The only thing which seemed to be stuck in la-la land was the bond market which promptly proceeded to erase every single bit of yesterday’s losses after having erased every single bit of the previous day’s gains. Bonds are worse than schizophrenic right now. They are hopelessly broken as no one knows what the hell to do in that market. Players are fearful that convexity plays are going to emerge if they move a bit higher from here and that will bring in even more buying as mortgage outfits look to hedge against potential waves of re-financing as interest rates drop. The FED would no doubt love that and is probably helping to push things along since they are scared out of their mindless wits about a market driven rise in the long end of the curve.

I gotta hand it to the ol’ pork belly market however – it is happy as a lark and is limit up for the second day in the row. The guys in the belly pit ( all six of them that are left) could care less about what the frenetic action in the bond market is – they are hungry for some BLT sandwiches and do not care whether Dick or Jane are going to refinance.

The move up in gold corresponded once again with the move down in the Dollar and the move up off the lows in crude. That is pretty much going to be the tune until something emerges to change things in a bigger way. Everything will depend on whether or not the market wants risk or wants to avoid risk. Personally I think it is beyond stupid that gold would be considered a “risky” asset (especially compared to worthless scraps of paper IOU’s called Treasuries) but it is what it is until the algorithms say otherwise.

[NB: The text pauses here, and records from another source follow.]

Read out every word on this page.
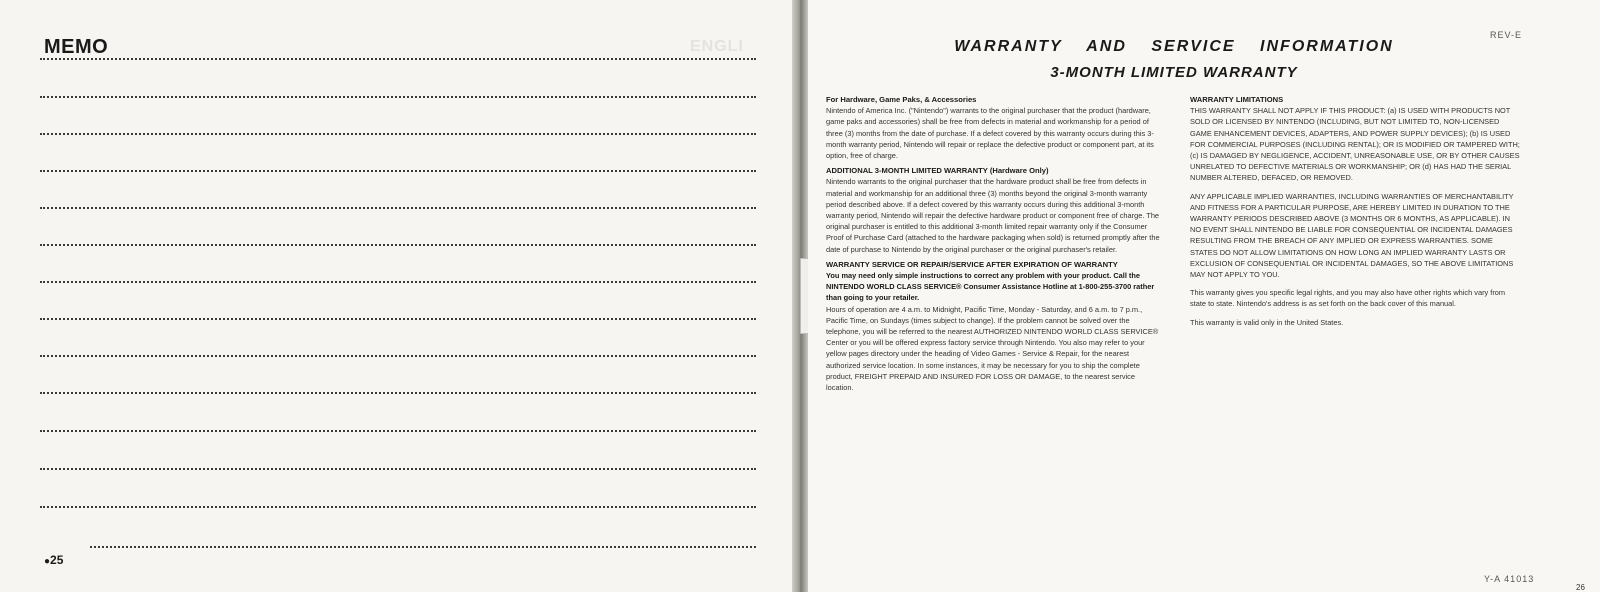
MEMO	ENGLI
●25
REV-E
WARRANTY AND SERVICE INFORMATION
3-MONTH LIMITED WARRANTY
For Hardware, Game Paks, & Accessories

Nintendo of America Inc. ("Nintendo") warrants to the original purchaser that the product (hardware, game paks and accessories) shall be free from defects in material and workmanship for a period of three (3) months from the date of purchase. If a defect covered by this warranty occurs during this 3-month warranty period, Nintendo will repair or replace the defective product or component part, at its option, free of charge.

ADDITIONAL 3-MONTH LIMITED WARRANTY (Hardware Only)

Nintendo warrants to the original purchaser that the hardware product shall be free from defects in material and workmanship for an additional three (3) months beyond the original 3-month warranty period described above. If a defect covered by this warranty occurs during this additional 3-month warranty period, Nintendo will repair the defective hardware product or component free of charge. The original purchaser is entitled to this additional 3-month limited repair warranty only if the Consumer Proof of Purchase Card (attached to the hardware packaging when sold) is returned promptly after the date of purchase to Nintendo by the original purchaser or the original purchaser's retailer.

WARRANTY SERVICE OR REPAIR/SERVICE AFTER EXPIRATION OF WARRANTY

You may need only simple instructions to correct any problem with your product. Call the NINTENDO WORLD CLASS SERVICE® Consumer Assistance Hotline at 1-800-255-3700 rather than going to your retailer.

Hours of operation are 4 a.m. to Midnight, Pacific Time, Monday - Saturday, and 6 a.m. to 7 p.m., Pacific Time, on Sundays (times subject to change). If the problem cannot be solved over the telephone, you will be referred to the nearest AUTHORIZED NINTENDO WORLD CLASS SERVICE® Center or you will be offered express factory service through Nintendo. You also may refer to your yellow pages directory under the heading of Video Games - Service & Repair, for the nearest authorized service location. In some instances, it may be necessary for you to ship the complete product, FREIGHT PREPAID AND INSURED FOR LOSS OR DAMAGE, to the nearest service location.

WARRANTY LIMITATIONS

THIS WARRANTY SHALL NOT APPLY IF THIS PRODUCT: (a) IS USED WITH PRODUCTS NOT SOLD OR LICENSED BY NINTENDO (INCLUDING, BUT NOT LIMITED TO, NON-LICENSED GAME ENHANCEMENT DEVICES, ADAPTERS, AND POWER SUPPLY DEVICES); (b) IS USED FOR COMMERCIAL PURPOSES (INCLUDING RENTAL); OR IS MODIFIED OR TAMPERED WITH; (c) IS DAMAGED BY NEGLIGENCE, ACCIDENT, UNREASONABLE USE, OR BY OTHER CAUSES UNRELATED TO DEFECTIVE MATERIALS OR WORKMANSHIP; OR (d) HAS HAD THE SERIAL NUMBER ALTERED, DEFACED, OR REMOVED.

ANY APPLICABLE IMPLIED WARRANTIES, INCLUDING WARRANTIES OF MERCHANTABILITY AND FITNESS FOR A PARTICULAR PURPOSE, ARE HEREBY LIMITED IN DURATION TO THE WARRANTY PERIODS DESCRIBED ABOVE (3 MONTHS OR 6 MONTHS, AS APPLICABLE). IN NO EVENT SHALL NINTENDO BE LIABLE FOR CONSEQUENTIAL OR INCIDENTAL DAMAGES RESULTING FROM THE BREACH OF ANY IMPLIED OR EXPRESS WARRANTIES. SOME STATES DO NOT ALLOW LIMITATIONS ON HOW LONG AN IMPLIED WARRANTY LASTS OR EXCLUSION OF CONSEQUENTIAL OR INCIDENTAL DAMAGES, SO THE ABOVE LIMITATIONS MAY NOT APPLY TO YOU.

This warranty gives you specific legal rights, and you may also have other rights which vary from state to state. Nintendo's address is as set forth on the back cover of this manual.

This warranty is valid only in the United States.

Y-A 41013
26
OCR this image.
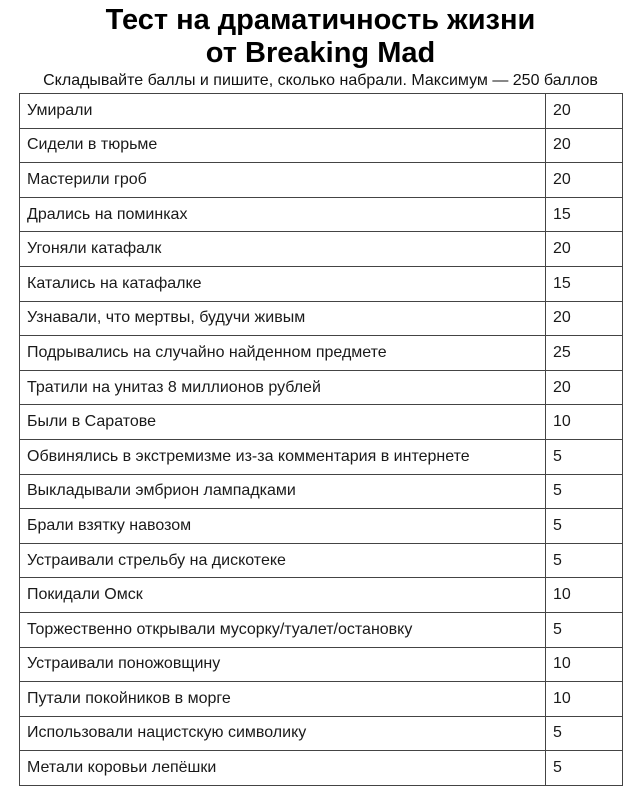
Тест на драматичность жизни
от Breaking Mad
Складывайте баллы и пишите, сколько набрали. Максимум — 250 баллов
Умирали	20
Сидели в тюрьме	20
Мастерили гроб	20
Дрались на поминках	15
Угоняли катафалк	20
Катались на катафалке	15
Узнавали, что мертвы, будучи живым	20
Подрывались на случайно найденном предмете	25
Тратили на унитаз 8 миллионов рублей	20
Были в Саратове	10
Обвинялись в экстремизме из-за комментария в интернете	5
Выкладывали эмбрион лампадками	5
Брали взятку навозом	5
Устраивали стрельбу на дискотеке	5
Покидали Омск	10
Торжественно открывали мусорку/туалет/остановку	5
Устраивали поножовщину	10
Путали покойников в морге	10
Использовали нацистскую символику	5
Метали коровьи лепёшки	5
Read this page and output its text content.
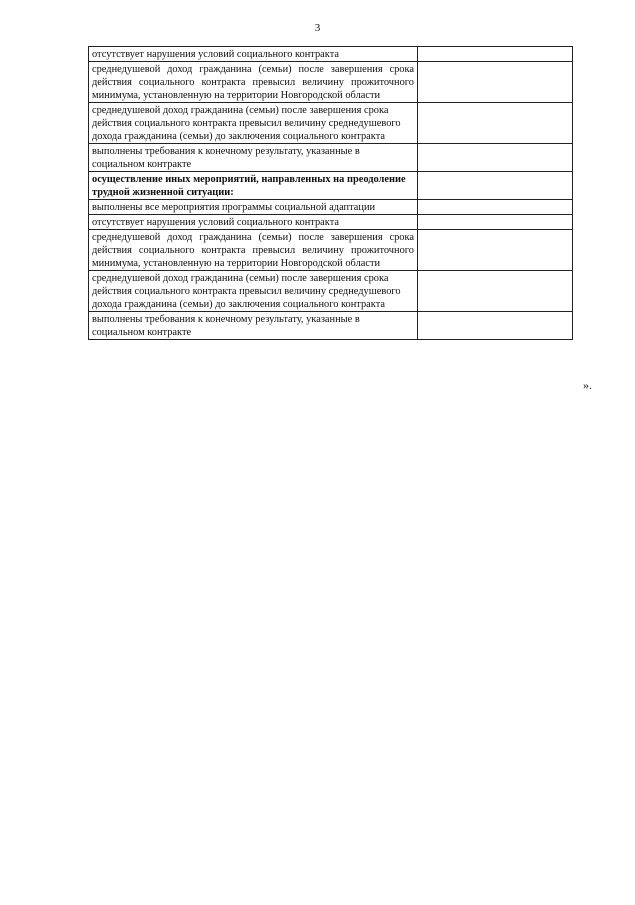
3
отсутствует нарушения условий социального контракта	
среднедушевой доход гражданина (семьи) после завершения срока действия социального контракта превысил величину прожиточного минимума, установленную на территории Новгородской области	
среднедушевой доход гражданина (семьи) после завершения срока действия социального контракта превысил величину среднедушевого дохода гражданина (семьи) до заключения социального контракта	
выполнены требования к конечному результату, указанные в социальном контракте	
осуществление иных мероприятий, направленных на преодоление трудной жизненной ситуации:	
выполнены все мероприятия программы социальной адаптации	
отсутствует нарушения условий социального контракта	
среднедушевой доход гражданина (семьи) после завершения срока действия социального контракта превысил величину прожиточного минимума, установленную на территории Новгородской области	
среднедушевой доход гражданина (семьи) после завершения срока действия социального контракта превысил величину среднедушевого дохода гражданина (семьи) до заключения социального контракта	
выполнены требования к конечному результату, указанные в социальном контракте	
».
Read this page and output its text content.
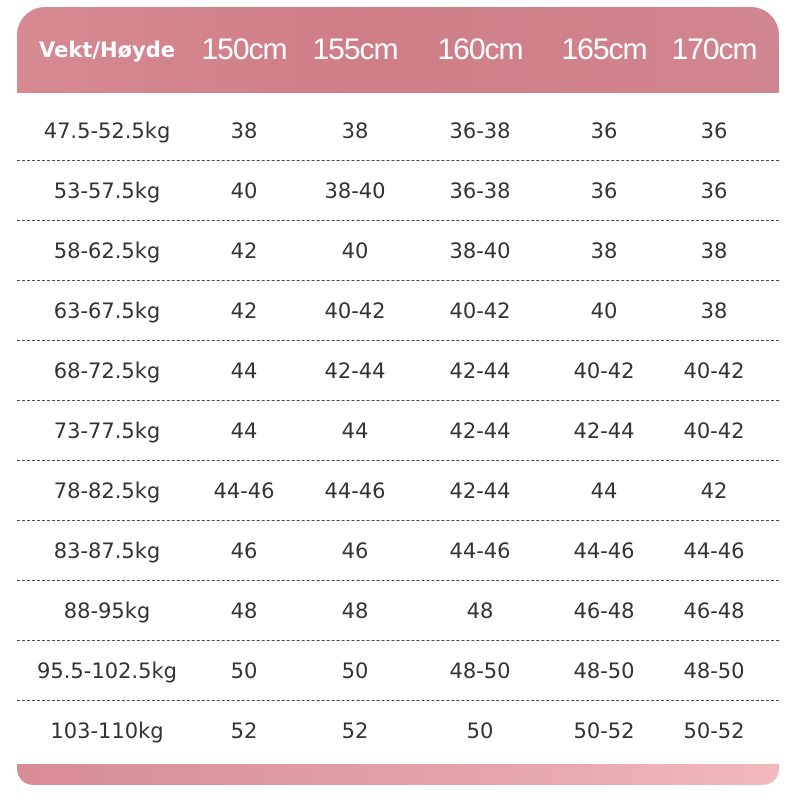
Vekt/Høyde 150cm 155cm	160cm	165cm 170cm
47.5-52.5kg	38	38	36-38	36	36
53-57.5kg	40	38-40	36-38	36	36
58-62.5kg	42	40	38-40	38	38
63-67.5kg	42	40-42	40-42	40	38
68-72.5kg	44	42-44	42-44	40-42	40-42
73-77.5kg	44	44	42-44	42-44	40-42
78-82.5kg	44-46	44-46	42-44	44	42
83-87.5kg	46	46	44-46	44-46	44-46
88-95kg	48	48	48	46-48	46-48
95.5-102.5kg	50	50	48-50	48-50	48-50
103-110kg	52	52	50	50-52	50-52
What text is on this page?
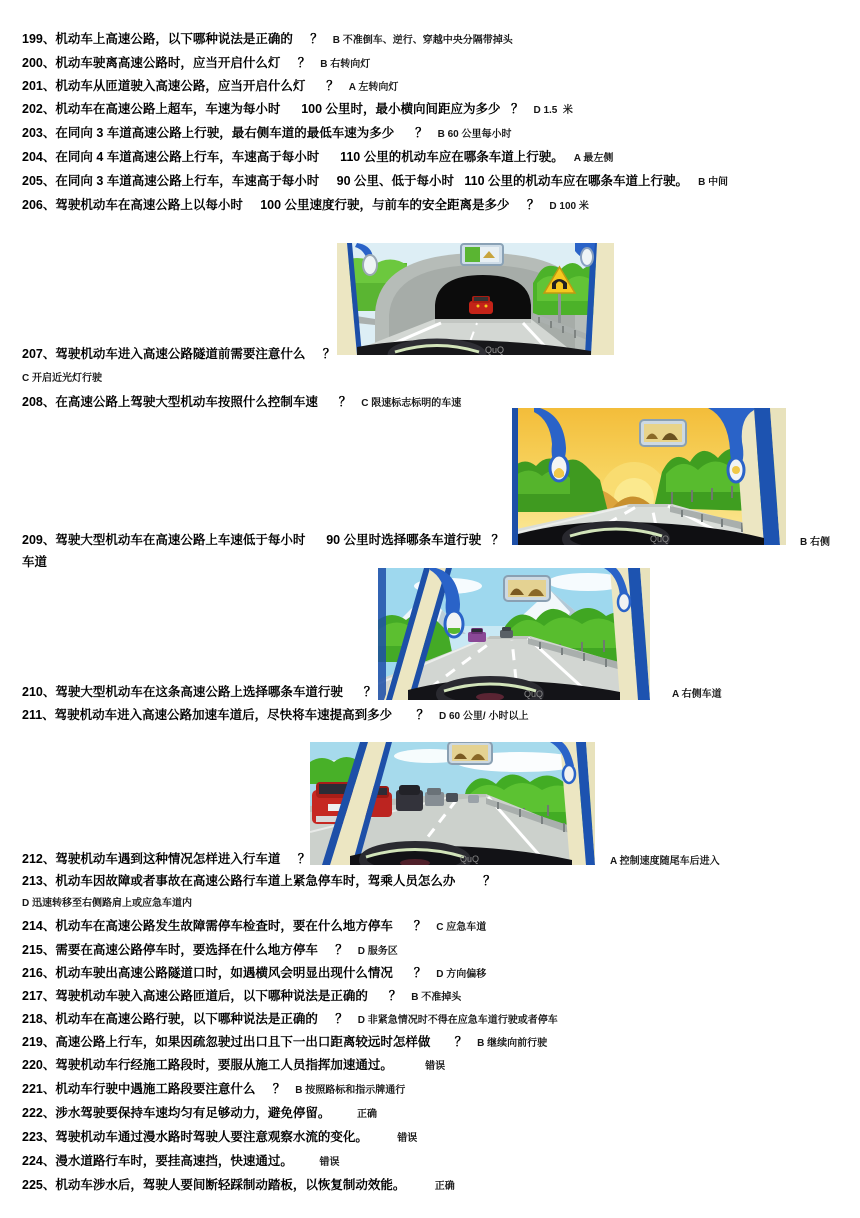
199、机动车上高速公路，以下哪种说法是正确的     ？ B 不准倒车、逆行、穿越中央分隔带掉头
200、机动车驶离高速公路时，应当开启什么灯     ？ B 右转向灯
201、机动车从匝道驶入高速公路，应当开启什么灯      ？ A 左转向灯
202、机动车在高速公路上超车，车速为每小时      100 公里时，最小横向间距应为多少   ？ D 1.5  米
203、在同向 3 车道高速公路上行驶，最右侧车道的最低车速为多少      ？ B 60 公里每小时
204、在同向 4 车道高速公路上行车，车速高于每小时      110 公里的机动车应在哪条车道上行驶。 A 最左侧
205、在同向 3 车道高速公路上行车，车速高于每小时     90 公里、低于每小时   110 公里的机动车应在哪条车道上行驶。 B 中间
206、驾驶机动车在高速公路上以每小时     100 公里速度行驶，与前车的安全距离是多少     ？ D 100 米
207、驾驶机动车进入高速公路隧道前需要注意什么     ？
C 开启近光灯行驶
208、在高速公路上驾驶大型机动车按照什么控制车速      ？ C 限速标志标明的车速
209、驾驶大型机动车在高速公路上车速低于每小时      90 公里时选择哪条车道行驶   ？	B 右侧
车道
210、驾驶大型机动车在这条高速公路上选择哪条车道行驶      ？	A 右侧车道
211、驾驶机动车进入高速公路加速车道后，尽快将车速提高到多少       ？ D 60 公里/ 小时以上
212、驾驶机动车遇到这种情况怎样进入行车道     ？	A 控制速度随尾车后进入
213、机动车因故障或者事故在高速公路行车道上紧急停车时，驾乘人员怎么办        ？
D 迅速转移至右侧路肩上或应急车道内
214、机动车在高速公路发生故障需停车检查时，要在什么地方停车      ？ C 应急车道
215、需要在高速公路停车时，要选择在什么地方停车     ？ D 服务区
216、机动车驶出高速公路隧道口时，如遇横风会明显出现什么情况      ？ D 方向偏移
217、驾驶机动车驶入高速公路匝道后，以下哪种说法是正确的      ？ B 不准掉头
218、机动车在高速公路行驶，以下哪种说法是正确的     ？ D 非紧急情况时不得在应急车道行驶或者停车
219、高速公路上行车，如果因疏忽驶过出口且下一出口距离较远时怎样做       ？ B 继续向前行驶
220、驾驶机动车行经施工路段时，要服从施工人员指挥加速通过。        错误
221、机动车行驶中遇施工路段要注意什么     ？ B 按照路标和指示牌通行
222、涉水驾驶要保持车速均匀有足够动力，避免停留。      正确
223、驾驶机动车通过漫水路时驾驶人要注意观察水流的变化。       错误
224、漫水道路行车时，要挂高速挡，快速通过。      错误
225、机动车涉水后，驾驶人要间断轻踩制动踏板，以恢复制动效能。       正确
QuQ
QuQ
QuQ
QuQ
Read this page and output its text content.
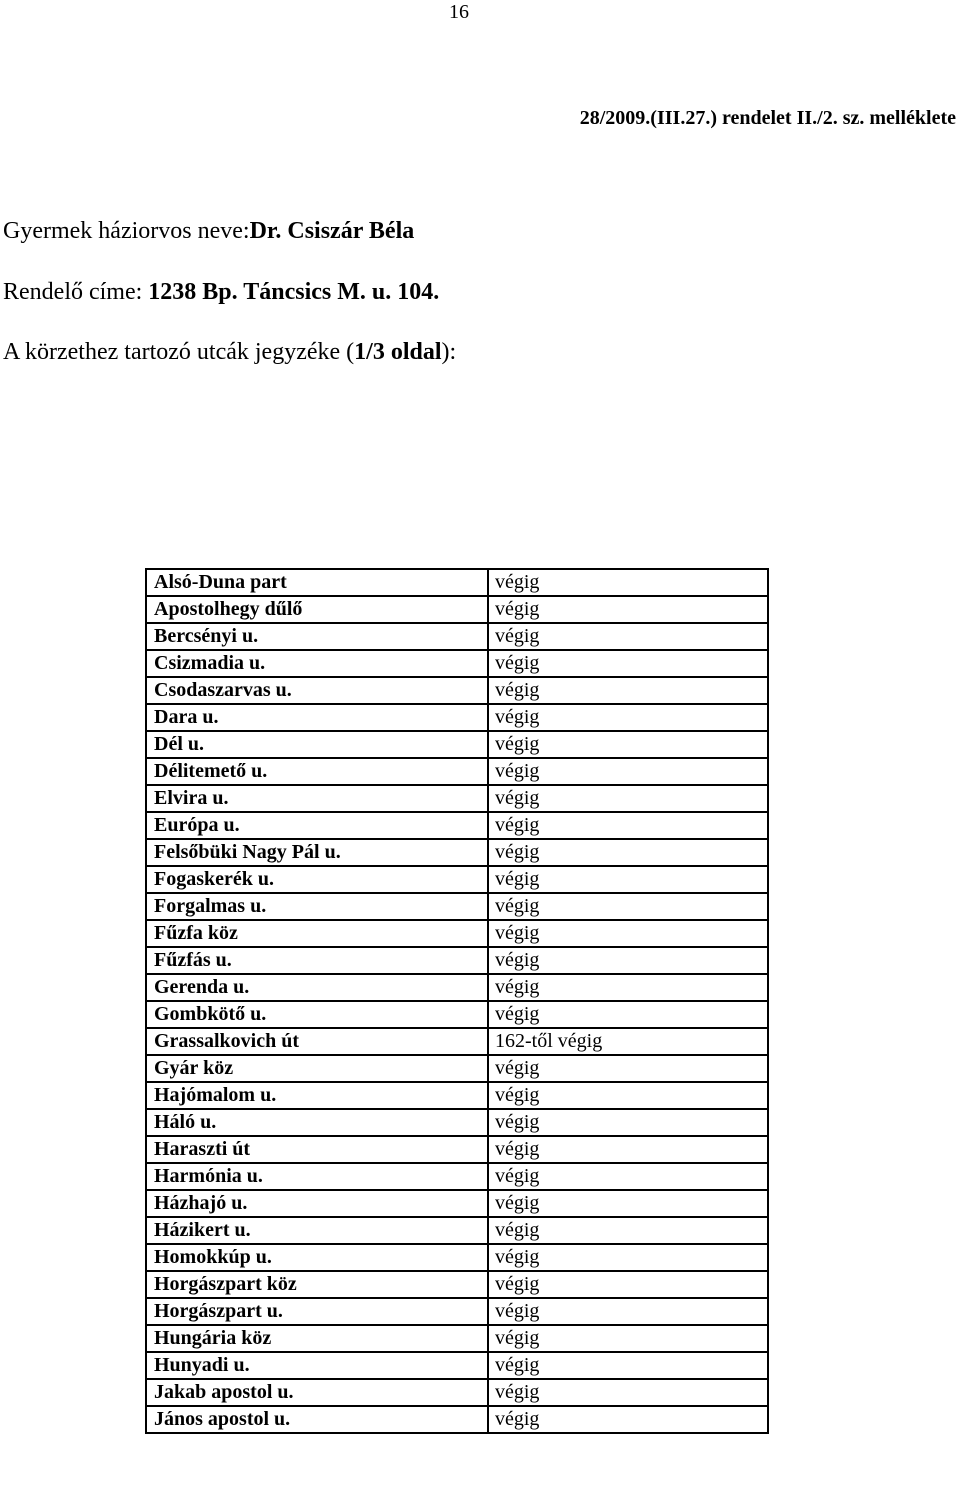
16
28/2009.(III.27.) rendelet II./2. sz. melléklete
Gyermek háziorvos neve:Dr. Csiszár Béla
Rendelő címe: 1238 Bp. Táncsics M. u. 104.
A körzethez tartozó utcák jegyzéke (1/3 oldal):
Alsó-Duna part	végig
Apostolhegy dűlő	végig
Bercsényi u.	végig
Csizmadia u.	végig
Csodaszarvas u.	végig
Dara u.	végig
Dél u.	végig
Délitemető u.	végig
Elvira u.	végig
Európa u.	végig
Felsőbüki Nagy Pál u.	végig
Fogaskerék u.	végig
Forgalmas u.	végig
Fűzfa köz	végig
Fűzfás u.	végig
Gerenda u.	végig
Gombkötő u.	végig
Grassalkovich út	162-től végig
Gyár köz	végig
Hajómalom u.	végig
Háló u.	végig
Haraszti út	végig
Harmónia u.	végig
Házhajó u.	végig
Házikert u.	végig
Homokkúp u.	végig
Horgászpart köz	végig
Horgászpart u.	végig
Hungária köz	végig
Hunyadi u.	végig
Jakab apostol u.	végig
János apostol u.	végig
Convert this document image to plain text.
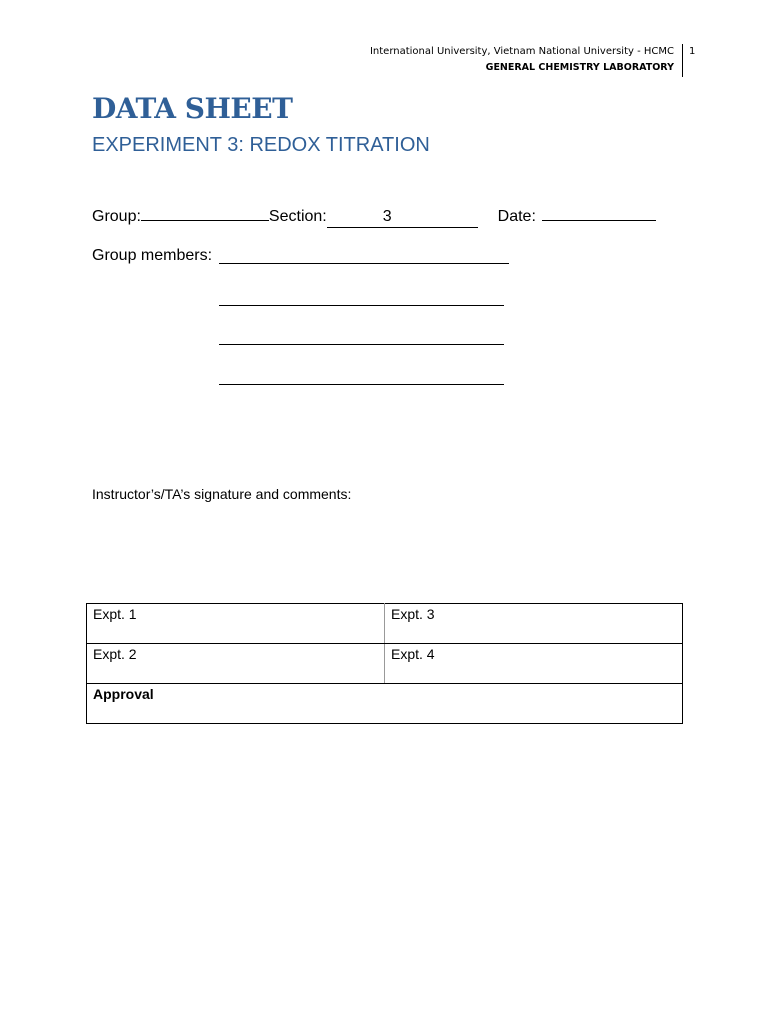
International University, Vietnam National University - HCMC
GENERAL CHEMISTRY LABORATORY
1
DATA SHEET
EXPERIMENT 3: REDOX TITRATION
Group:	Section:	3	Date:
Group members:
Instructor’s/TA’s signature and comments:
Expt. 1	Expt. 3
Expt. 2	Expt. 4
Approval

The move up in Comex gold yanked the HUI and the XAU off of the cellar and pushed both of them into positive territory as I write this. Whether that will last through the closing bell is anyone’s guess at this point.

There is not a whole lot to say about the price action of the day other than the fact that once again we are witnessing markets that are being tossed around by hedge fund activity tied to movement in the Dollar and in the equity markets. Perhaps the only good thing that might come out of this is that these monstrosities will rip and shred each other to pieces in the process of their trading activities happily making them all disappear with their managers going to work doing “shovel ready projects” for the government as part of their penance for destroying our markets. They are a plague of locusts that are devouring everything in sight.

The Dollar continues to bounce from the lower end of its trading range as every time it threatens to break down below support, it pops up and rebounds. It is hard to say whether the authorities are playing games in the Forex markets but it is difficult to believe that they are not especially when one considers that with the passing of each day, the news coming out about the Dollar just seems to worsen as more and more the Chinese are voicing their disgust with US economic and fiscal policies. They are being joined by India, Brazil and Russia and none of this bodes well for the fortunes of the greenback over the long haul.

My take on this is that while the hedge fund algorithms are ruling the markets for the immediate now, the actions by these other sovereign nations is what is going to ultimately put an end to this trading volatility and begin a long term trend in the Dollar as it fades from its lone position of supremacy atop the pack of global currencies. Esau squandered his birthright for a bowl of stew – what have our monetary and political leaders gained for squandering the inherent stability in the Dollar that has served our nation so well for so long???